Azizullah Ludin, the head of Afghanistan's High Office for Oversight and Anticorruption (HOOAC), told RFE/RL that several senior government officials have failed to cooperate with his office, leading him to suspect they are involved in corruption.
"We are facing a lack of cooperation from those in high positions in the government," Ludin said on October 11. "They think they are above the law. Their behavior is comparable to King Louis the 14th of France who declared 'I am the state.'"
Ludin did not name specific ministers who are not cooperating with the HOOAC or offer proof that they are involved in corruption.
He said he told President Hamid Karzai about this issue and "informed him that measures need to be taken to ensure everybody is equal before the law."
Ludin added that the existence of corruption and the government's inability to tackle it are one of the reasons for the Afghan people's lack of trust in Kazai's administration.
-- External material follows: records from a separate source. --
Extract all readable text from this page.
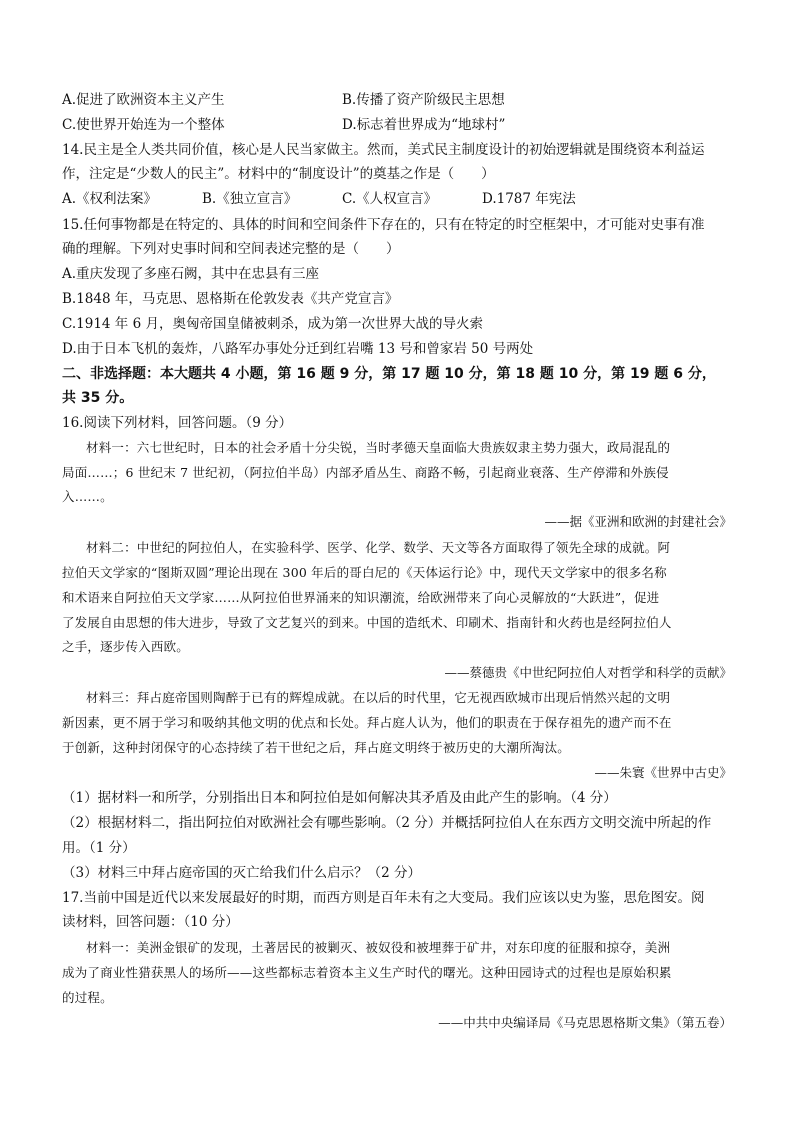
A.促进了欧洲资本主义产生	B.传播了资产阶级民主思想
C.使世界开始连为一个整体	D.标志着世界成为“地球村”
14.民主是全人类共同价值，核心是人民当家做主。然而，美式民主制度设计的初始逻辑就是围绕资本利益运
作，注定是“少数人的民主”。材料中的“制度设计”的奠基之作是（　　）
A.《权利法案》	B.《独立宣言》	C.《人权宣言》	D.1787 年宪法
15.任何事物都是在特定的、具体的时间和空间条件下存在的，只有在特定的时空框架中，才可能对史事有准
确的理解。下列对史事时间和空间表述完整的是（　　）
A.重庆发现了多座石阙，其中在忠县有三座
B.1848 年，马克思、恩格斯在伦敦发表《共产党宣言》
C.1914 年 6 月，奥匈帝国皇储被刺杀，成为第一次世界大战的导火索
D.由于日本飞机的轰炸，八路军办事处分迁到红岩嘴 13 号和曾家岩 50 号两处
二、非选择题：本大题共 4 小题，第 16 题 9 分，第 17 题 10 分，第 18 题 10 分，第 19 题 6 分，
共 35 分。
16.阅读下列材料，回答问题。（9 分）
材料一：六七世纪时，日本的社会矛盾十分尖锐，当时孝德天皇面临大贵族奴隶主势力强大，政局混乱的
局面……；6 世纪末 7 世纪初，（阿拉伯半岛）内部矛盾丛生、商路不畅，引起商业衰落、生产停滞和外族侵
入……。
——据《亚洲和欧洲的封建社会》
材料二：中世纪的阿拉伯人，在实验科学、医学、化学、数学、天文等各方面取得了领先全球的成就。阿
拉伯天文学家的“图斯双圆”理论出现在 300 年后的哥白尼的《天体运行论》中，现代天文学家中的很多名称
和术语来自阿拉伯天文学家……从阿拉伯世界涌来的知识潮流，给欧洲带来了向心灵解放的“大跃进”，促进
了发展自由思想的伟大进步，导致了文艺复兴的到来。中国的造纸术、印刷术、指南针和火药也是经阿拉伯人
之手，逐步传入西欧。
——蔡德贵《中世纪阿拉伯人对哲学和科学的贡献》
材料三：拜占庭帝国则陶醉于已有的辉煌成就。在以后的时代里，它无视西欧城市出现后悄然兴起的文明
新因素，更不屑于学习和吸纳其他文明的优点和长处。拜占庭人认为，他们的职责在于保存祖先的遗产而不在
于创新，这种封闭保守的心态持续了若干世纪之后，拜占庭文明终于被历史的大潮所淘汰。
——朱寰《世界中古史》
（1）据材料一和所学，分别指出日本和阿拉伯是如何解决其矛盾及由此产生的影响。（4 分）
（2）根据材料二，指出阿拉伯对欧洲社会有哪些影响。（2 分）并概括阿拉伯人在东西方文明交流中所起的作
用。（1 分）
（3）材料三中拜占庭帝国的灭亡给我们什么启示？（2 分）
17.当前中国是近代以来发展最好的时期，而西方则是百年未有之大变局。我们应该以史为鉴，思危图安。阅
读材料，回答问题：（10 分）
材料一：美洲金银矿的发现，土著居民的被剿灭、被奴役和被埋葬于矿井，对东印度的征服和掠夺，美洲
成为了商业性猎获黑人的场所——这些都标志着资本主义生产时代的曙光。这种田园诗式的过程也是原始积累
的过程。
——中共中央编译局《马克思恩格斯文集》（第五卷）
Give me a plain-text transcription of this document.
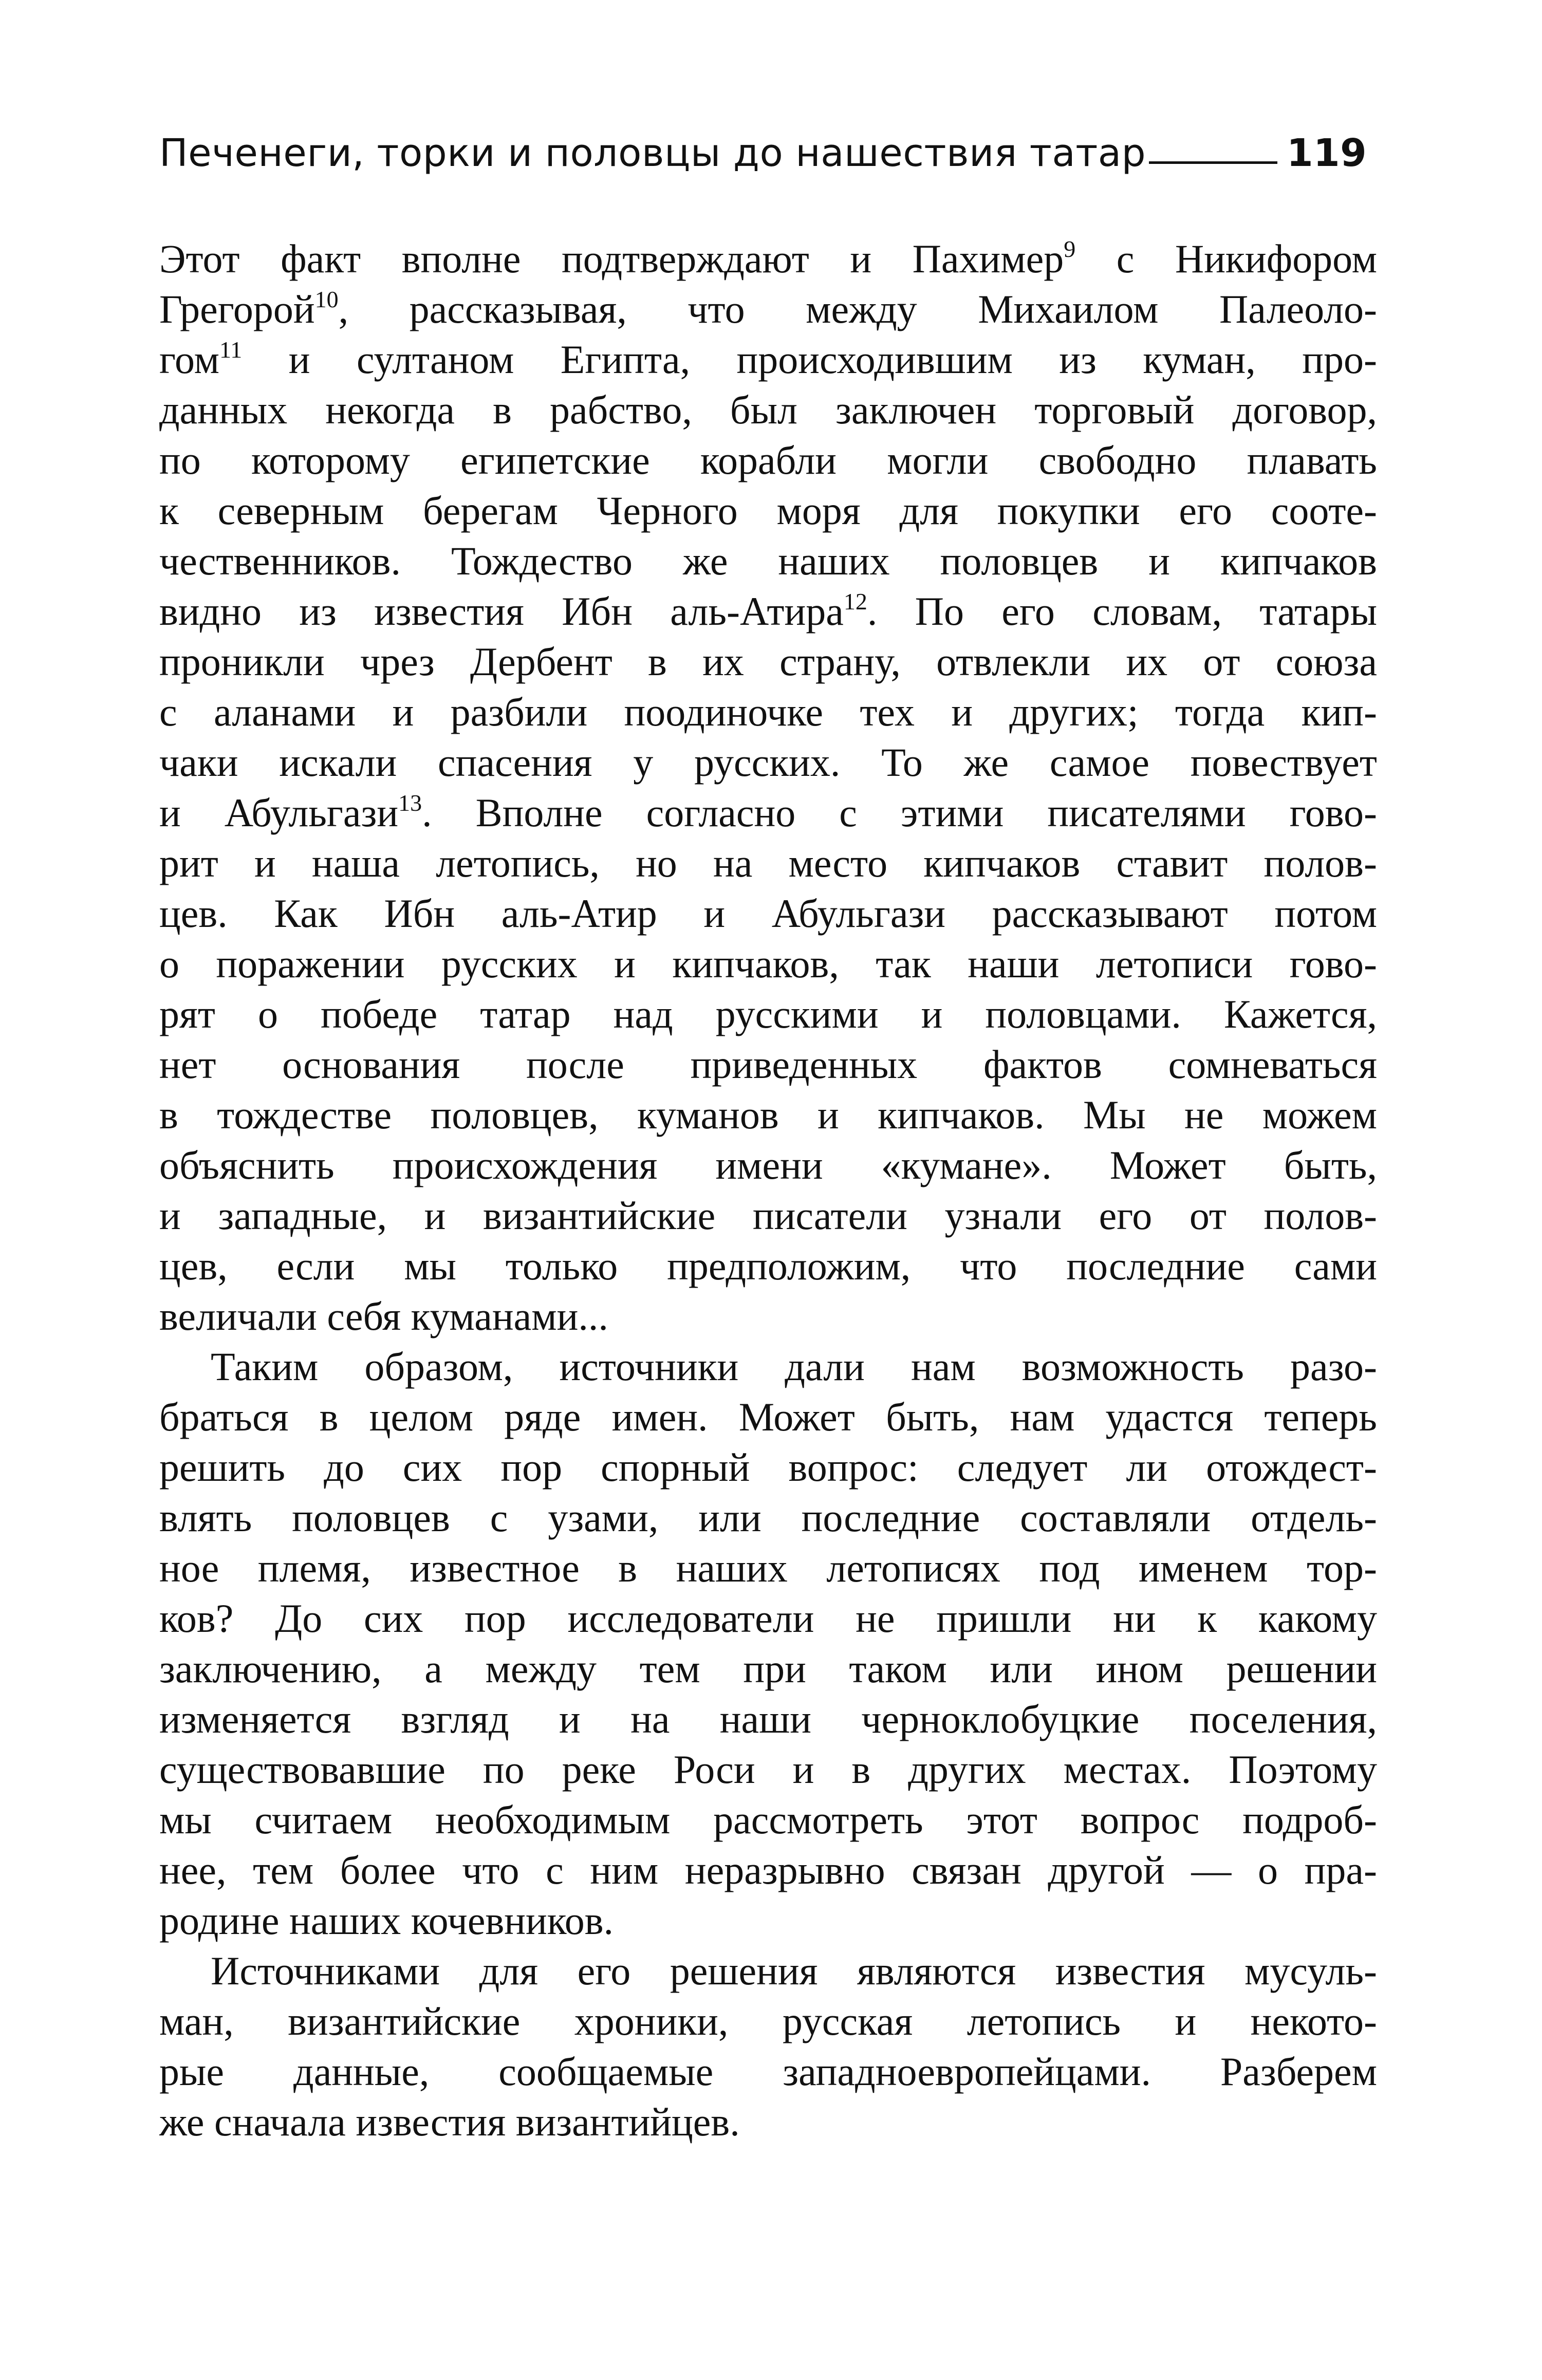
Печенеги, торки и половцы до нашествия татар	119
Этот факт вполне подтверждают и Пахимер$^9$ с Никифором
Грегорой$^{10}$, рассказывая, что между Михаилом Палеоло-
гом$^{11}$ и султаном Египта, происходившим из куман, про-
данных некогда в рабство, был заключен торговый договор,
по которому египетские корабли могли свободно плавать
к северным берегам Черного моря для покупки его сооте-
чественников. Тождество же наших половцев и кипчаков
видно из известия Ибн аль-Атира$^{12}$. По его словам, татары
проникли чрез Дербент в их страну, отвлекли их от союза
с аланами и разбили поодиночке тех и других; тогда кип-
чаки искали спасения у русских. То же самое повествует
и Абульгази$^{13}$. Вполне согласно с этими писателями гово-
рит и наша летопись, но на место кипчаков ставит полов-
цев. Как Ибн аль-Атир и Абульгази рассказывают потом
о поражении русских и кипчаков, так наши летописи гово-
рят о победе татар над русскими и половцами. Кажется,
нет основания после приведенных фактов сомневаться
в тождестве половцев, куманов и кипчаков. Мы не можем
объяснить происхождения имени «кумане». Может быть,
и западные, и византийские писатели узнали его от полов-
цев, если мы только предположим, что последние сами
величали себя куманами...
Таким образом, источники дали нам возможность разо-
браться в целом ряде имен. Может быть, нам удастся теперь
решить до сих пор спорный вопрос: следует ли отождест-
влять половцев с узами, или последние составляли отдель-
ное племя, известное в наших летописях под именем тор-
ков? До сих пор исследователи не пришли ни к какому
заключению, а между тем при таком или ином решении
изменяется взгляд и на наши черноклобуцкие поселения,
существовавшие по реке Роси и в других местах. Поэтому
мы считаем необходимым рассмотреть этот вопрос подроб-
нее, тем более что с ним неразрывно связан другой — о пра-
родине наших кочевников.
Источниками для его решения являются известия мусуль-
ман, византийские хроники, русская летопись и некото-
рые данные, сообщаемые западноевропейцами. Разберем
же сначала известия византийцев.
Kabul-based political analyst Isak Atmar told RFE/RL that a special tribunal should be created to tackle corruption cases among top government officials.
"The people of Afghanistan want action to be taken against corrupt officials," Atmar said. "People expect that sooner or later those accused of widespread corruption will be brought to justice in court. The other option would be to create a special court that will primarily investigate corruption at the highest levels of government."
This is not the first time anticorruption agencies have accused ministers in Karzai's government of corruption, bribery, or abuse of office.
Western officials have complained about such problems for several years, leading Karzai to establish the HOOAC in 2010.
Karzai has said on several occasions that he is doing all he can to battle corruption within his government.
Nonetheless, he maintains that government officials are not the only perpetrators of such crimes, citing foreign security firms and even provincial reconstruction units working in Afghanistan as also being involved in corruption.